No momento em que estamos mobilizados pela Iniciação à Vida Cristã de Adultos surge a pergunta sobre os recém-nascidos e crianças. Não podemos nos empenhar na Iniciação dos adultos e ao mesmo tempo mantermos as mesmas práticas com os menores. Vale a pena dar uma olhada, ainda que breve, sobre essa questão no catecumenato antigo.
O primeiro testemunho com clareza sobre o batismo de crianças, nós o encontramos em Tertuliano, pelo ano 200, mas que se refere a uma prática já costumeira na Igreja da África, embora sua interpretação esteja longe de ser consensual. Tertuliano era rigorista e perfeccionista, o que fará com que posteriormente se afaste da Igreja, assumindo uma postura herética. Em sua obra O Batismo, Tertuliano propõem que se retarde o batismo de crianças até que possam por si mesmas conhecerem a Cristo e pedirem o batismo:
“Todo o pedido pode decepcionar e ser decepcionado. Por isso. é preferível protelar o batismo conforme a condição, a disposição e também conforme a idade de cada qual, sobretudo quando se trata de crianças. É necessário, salvo necessidade absoluta, expor também os padrinhos ao risco de eles mesmos faltarem às suas promessas em caso de morte ou serem abusados por um mau caráter que vai se desenvolver? (...) Que se tornem cristãos quando forem capazes de conhecer a Cristo!” (Tertuliano. O Batismo XVIII,3-4.5).
Tertuliano parece recomendar que se deixe o batismo daqueles que não podem ainda o pedir por consciência e vontade própria até que o possam fazê-lo, a não ser em caso de perigo de morte. Neste texto aparece pela primeira vez a menção a “padrinhos”. Não contesta o valor do batismo para recém-nascidos ou crianças pequenas. Suas objeções são de caráter pastoral. Discussão que, com maior ou menor impacto, permanece até nossos dias.
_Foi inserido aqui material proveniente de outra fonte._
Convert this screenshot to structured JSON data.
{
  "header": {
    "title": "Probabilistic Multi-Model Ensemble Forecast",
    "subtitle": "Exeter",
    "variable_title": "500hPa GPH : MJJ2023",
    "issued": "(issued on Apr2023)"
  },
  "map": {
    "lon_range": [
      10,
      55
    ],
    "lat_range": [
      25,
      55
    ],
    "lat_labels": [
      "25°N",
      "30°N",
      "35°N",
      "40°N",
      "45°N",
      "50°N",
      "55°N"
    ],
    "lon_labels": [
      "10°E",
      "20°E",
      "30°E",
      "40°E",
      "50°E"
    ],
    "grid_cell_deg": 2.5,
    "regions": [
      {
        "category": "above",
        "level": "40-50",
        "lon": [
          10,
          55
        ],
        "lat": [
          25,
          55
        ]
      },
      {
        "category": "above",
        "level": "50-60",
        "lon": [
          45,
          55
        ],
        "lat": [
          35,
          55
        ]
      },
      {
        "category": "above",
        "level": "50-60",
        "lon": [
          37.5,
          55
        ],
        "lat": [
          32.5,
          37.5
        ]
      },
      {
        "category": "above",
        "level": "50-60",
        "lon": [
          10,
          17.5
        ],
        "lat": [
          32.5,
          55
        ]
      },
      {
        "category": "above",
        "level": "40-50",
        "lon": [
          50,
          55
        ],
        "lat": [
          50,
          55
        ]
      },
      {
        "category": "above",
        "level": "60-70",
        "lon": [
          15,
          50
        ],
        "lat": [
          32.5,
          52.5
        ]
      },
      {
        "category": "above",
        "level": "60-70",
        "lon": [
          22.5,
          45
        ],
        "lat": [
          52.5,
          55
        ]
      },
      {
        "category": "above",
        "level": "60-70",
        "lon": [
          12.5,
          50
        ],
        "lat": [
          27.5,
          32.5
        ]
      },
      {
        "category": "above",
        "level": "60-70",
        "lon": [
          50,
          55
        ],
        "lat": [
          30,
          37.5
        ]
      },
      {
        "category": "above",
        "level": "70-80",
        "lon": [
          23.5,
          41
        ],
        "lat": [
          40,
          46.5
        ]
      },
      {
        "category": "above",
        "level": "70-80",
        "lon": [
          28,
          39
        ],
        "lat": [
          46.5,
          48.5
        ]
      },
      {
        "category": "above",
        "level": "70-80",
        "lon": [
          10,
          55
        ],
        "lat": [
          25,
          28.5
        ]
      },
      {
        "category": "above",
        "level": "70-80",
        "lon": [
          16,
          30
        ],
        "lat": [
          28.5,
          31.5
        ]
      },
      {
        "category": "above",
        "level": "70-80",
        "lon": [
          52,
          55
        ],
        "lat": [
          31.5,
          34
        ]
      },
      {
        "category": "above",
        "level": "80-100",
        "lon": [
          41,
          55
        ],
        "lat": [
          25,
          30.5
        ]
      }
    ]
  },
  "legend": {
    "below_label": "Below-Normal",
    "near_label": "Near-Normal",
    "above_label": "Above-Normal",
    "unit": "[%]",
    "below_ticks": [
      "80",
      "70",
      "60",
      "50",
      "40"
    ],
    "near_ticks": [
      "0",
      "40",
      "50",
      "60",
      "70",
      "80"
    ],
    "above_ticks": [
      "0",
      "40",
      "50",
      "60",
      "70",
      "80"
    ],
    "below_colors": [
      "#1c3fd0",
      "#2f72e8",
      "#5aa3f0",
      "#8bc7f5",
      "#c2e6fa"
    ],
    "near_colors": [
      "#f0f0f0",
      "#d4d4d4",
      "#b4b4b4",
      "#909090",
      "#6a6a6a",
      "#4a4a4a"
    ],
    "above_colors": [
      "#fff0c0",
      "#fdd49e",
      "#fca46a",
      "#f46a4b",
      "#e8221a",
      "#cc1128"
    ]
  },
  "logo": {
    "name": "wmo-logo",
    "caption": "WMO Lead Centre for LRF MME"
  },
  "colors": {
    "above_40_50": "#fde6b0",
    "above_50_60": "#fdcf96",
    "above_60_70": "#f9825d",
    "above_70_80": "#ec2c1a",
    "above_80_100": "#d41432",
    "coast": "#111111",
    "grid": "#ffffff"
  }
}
Hipólito, em sua obra Tradição Apostólica, nos dá um testemunho da normalidade do batismo de crianças, inclusive bem pequenas, na Igreja de Roma, quase contemporâneo a Tertuliano. O texto de Hipólito é datado entre 215 e 225. Sobre a ordem na qual ocorrem os batizados, Hipólito escreve:
“Os baptizandi [os que irão receber o batismo] despirão suas roupas, batizando-se primeiro as crianças. Todos os que puderem falar por si mesmos, falem. Os pais, ou alguém da família, falem, porém, pelos que não puderem falar por si. Batizem-se depois os homens e finalmente as mulheres” (HIPÓLITO. Tradição Apostólica 44).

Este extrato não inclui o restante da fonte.